The report found the weakest conditions continue to be felt across Australia’s two largest cities where investment buyers have been the most concentrated, supply has been highest -- and housing affordability, the most stretched.
The regulatory crackdown on lending standards and the reluctance of banks to lend as much money to prospective buyers following the royal commission has impacted the market, CoreLogic said, bringing the steepest national falls in six years.
"If you're suddenly forced to sell, you may be in a fragile position and get affected, but the majority of homeowners aren't in that position," Gray said.
Sydney real estate agency owner Simone Azzi says she is "not surprised at all" by the latest data.
"I would dare say in the area I look after, Sydney's inner west that prices have dropped by 10 percent in a year. The market was crazy and now feels like it is returning to a normal market." she told 10 daily.
Azzi has been in real estate for 14 years and says she has seen this cycle three times.
"The dip, plateau and then it goes up again in two or three years as it always does," Azzi said.
And she says she sees the "market calming" as a good thing.

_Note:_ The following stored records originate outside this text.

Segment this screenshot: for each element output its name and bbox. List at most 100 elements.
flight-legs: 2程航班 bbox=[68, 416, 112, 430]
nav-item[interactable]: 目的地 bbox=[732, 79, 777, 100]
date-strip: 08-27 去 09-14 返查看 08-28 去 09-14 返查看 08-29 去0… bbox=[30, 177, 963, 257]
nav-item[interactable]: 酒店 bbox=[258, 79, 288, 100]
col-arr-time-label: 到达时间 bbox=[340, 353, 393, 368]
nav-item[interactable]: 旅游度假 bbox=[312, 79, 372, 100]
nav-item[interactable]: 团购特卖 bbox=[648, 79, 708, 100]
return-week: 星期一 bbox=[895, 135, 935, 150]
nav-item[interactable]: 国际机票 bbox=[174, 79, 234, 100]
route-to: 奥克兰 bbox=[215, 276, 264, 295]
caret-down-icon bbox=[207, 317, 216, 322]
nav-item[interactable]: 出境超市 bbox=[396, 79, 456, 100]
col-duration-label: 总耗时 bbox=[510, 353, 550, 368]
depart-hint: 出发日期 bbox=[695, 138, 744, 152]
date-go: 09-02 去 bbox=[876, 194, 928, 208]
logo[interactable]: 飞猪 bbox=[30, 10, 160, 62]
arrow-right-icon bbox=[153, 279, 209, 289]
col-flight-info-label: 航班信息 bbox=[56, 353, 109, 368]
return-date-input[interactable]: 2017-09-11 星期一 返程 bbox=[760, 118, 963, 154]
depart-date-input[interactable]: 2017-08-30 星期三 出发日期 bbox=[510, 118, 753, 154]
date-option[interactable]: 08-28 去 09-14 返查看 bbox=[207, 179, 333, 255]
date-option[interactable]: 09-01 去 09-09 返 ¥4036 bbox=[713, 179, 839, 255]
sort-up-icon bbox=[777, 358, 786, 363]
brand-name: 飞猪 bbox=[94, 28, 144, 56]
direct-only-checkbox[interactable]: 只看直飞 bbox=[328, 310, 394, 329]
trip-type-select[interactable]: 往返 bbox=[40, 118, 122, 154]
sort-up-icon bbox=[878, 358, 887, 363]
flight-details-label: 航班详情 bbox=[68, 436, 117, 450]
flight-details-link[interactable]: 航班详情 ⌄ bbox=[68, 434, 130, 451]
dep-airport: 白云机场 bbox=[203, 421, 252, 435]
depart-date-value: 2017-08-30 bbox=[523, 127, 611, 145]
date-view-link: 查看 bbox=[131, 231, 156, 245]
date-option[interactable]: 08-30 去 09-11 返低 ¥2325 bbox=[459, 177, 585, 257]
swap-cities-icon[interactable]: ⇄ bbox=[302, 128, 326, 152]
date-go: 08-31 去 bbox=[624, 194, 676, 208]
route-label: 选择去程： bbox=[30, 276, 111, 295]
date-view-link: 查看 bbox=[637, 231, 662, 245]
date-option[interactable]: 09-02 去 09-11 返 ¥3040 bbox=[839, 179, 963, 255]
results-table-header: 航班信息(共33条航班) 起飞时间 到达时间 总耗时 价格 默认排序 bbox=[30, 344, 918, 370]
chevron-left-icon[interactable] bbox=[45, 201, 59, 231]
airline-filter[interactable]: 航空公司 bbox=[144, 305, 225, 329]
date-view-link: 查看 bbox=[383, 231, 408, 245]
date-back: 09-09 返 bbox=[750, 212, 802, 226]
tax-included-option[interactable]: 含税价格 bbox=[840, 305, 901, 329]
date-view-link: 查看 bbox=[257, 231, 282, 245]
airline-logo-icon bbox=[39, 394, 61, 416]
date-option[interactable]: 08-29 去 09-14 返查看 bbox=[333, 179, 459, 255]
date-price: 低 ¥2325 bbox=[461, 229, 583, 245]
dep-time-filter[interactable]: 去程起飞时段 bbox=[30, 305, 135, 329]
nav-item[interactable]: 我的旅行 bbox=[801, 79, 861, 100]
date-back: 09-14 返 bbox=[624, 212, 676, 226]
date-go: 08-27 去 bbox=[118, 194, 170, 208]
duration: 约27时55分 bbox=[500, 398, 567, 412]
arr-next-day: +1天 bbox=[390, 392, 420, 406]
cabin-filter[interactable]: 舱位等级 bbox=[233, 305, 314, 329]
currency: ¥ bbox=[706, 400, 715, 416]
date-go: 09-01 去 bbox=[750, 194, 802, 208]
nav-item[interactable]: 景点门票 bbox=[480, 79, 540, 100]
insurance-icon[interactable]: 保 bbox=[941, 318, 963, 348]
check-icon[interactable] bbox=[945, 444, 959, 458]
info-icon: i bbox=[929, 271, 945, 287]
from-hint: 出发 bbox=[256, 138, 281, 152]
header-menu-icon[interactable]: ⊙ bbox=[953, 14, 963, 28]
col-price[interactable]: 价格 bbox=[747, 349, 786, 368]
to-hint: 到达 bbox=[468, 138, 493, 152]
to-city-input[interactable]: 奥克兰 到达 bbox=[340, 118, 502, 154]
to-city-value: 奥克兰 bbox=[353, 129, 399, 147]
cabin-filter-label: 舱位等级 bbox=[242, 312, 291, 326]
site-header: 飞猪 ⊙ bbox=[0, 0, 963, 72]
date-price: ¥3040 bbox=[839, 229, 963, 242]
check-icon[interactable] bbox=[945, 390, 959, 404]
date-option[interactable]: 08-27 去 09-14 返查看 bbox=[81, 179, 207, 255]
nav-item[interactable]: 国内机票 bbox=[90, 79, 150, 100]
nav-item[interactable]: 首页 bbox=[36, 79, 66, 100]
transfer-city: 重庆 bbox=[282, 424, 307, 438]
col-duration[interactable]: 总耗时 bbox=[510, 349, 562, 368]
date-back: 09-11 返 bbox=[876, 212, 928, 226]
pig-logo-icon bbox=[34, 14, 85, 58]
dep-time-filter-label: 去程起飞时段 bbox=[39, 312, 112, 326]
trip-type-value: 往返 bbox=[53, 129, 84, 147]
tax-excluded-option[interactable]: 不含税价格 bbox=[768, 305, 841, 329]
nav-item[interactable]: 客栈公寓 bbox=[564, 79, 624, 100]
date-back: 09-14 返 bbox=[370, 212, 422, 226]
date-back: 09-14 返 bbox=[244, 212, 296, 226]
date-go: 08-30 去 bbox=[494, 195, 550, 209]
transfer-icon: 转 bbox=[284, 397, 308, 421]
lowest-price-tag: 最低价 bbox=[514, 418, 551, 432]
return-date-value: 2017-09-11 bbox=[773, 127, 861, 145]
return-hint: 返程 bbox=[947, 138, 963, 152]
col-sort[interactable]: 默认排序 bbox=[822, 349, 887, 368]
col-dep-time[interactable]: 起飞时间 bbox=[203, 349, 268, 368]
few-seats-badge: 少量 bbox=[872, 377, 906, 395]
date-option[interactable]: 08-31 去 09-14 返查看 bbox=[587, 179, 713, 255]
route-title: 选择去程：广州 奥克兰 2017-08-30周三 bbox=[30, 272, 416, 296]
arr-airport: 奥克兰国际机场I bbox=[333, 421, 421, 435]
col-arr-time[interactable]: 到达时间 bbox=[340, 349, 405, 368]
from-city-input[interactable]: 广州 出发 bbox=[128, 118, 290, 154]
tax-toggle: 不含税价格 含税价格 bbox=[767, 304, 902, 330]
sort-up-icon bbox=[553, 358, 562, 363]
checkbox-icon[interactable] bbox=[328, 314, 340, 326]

"My message to buyers is that banks tightening up is a good thing, it's making sure people don't overextend and end up losing their homes.
"Also see this as good news, now people are able to get into the market for the first or maybe upgrade the family home -- and a year ago these people were priced out," she said.
Hold on to your property unless you absolutely have to sell, Gray said.
"Speak to a mortgage broker and see if you can get a better deal or lock in a five year interest only deal," he advised.
"It should be a no-brainer to buy now but now is the time when the average buyer will be scared off by all the media headlines, whereas astute investors are buying up."
And if you are buying property now, avoid large apartment complexes, Gray said to opt for ones in blocks of less than 20.
This week, Capital Economics said falling house prices could reduce household wealth by $800bn over the next few years.
Last month, AMP Capital downgraded its forecast for the housing market to 20 per cent top-to-bottom falls in Sydney and Melbourne spread out to 2020.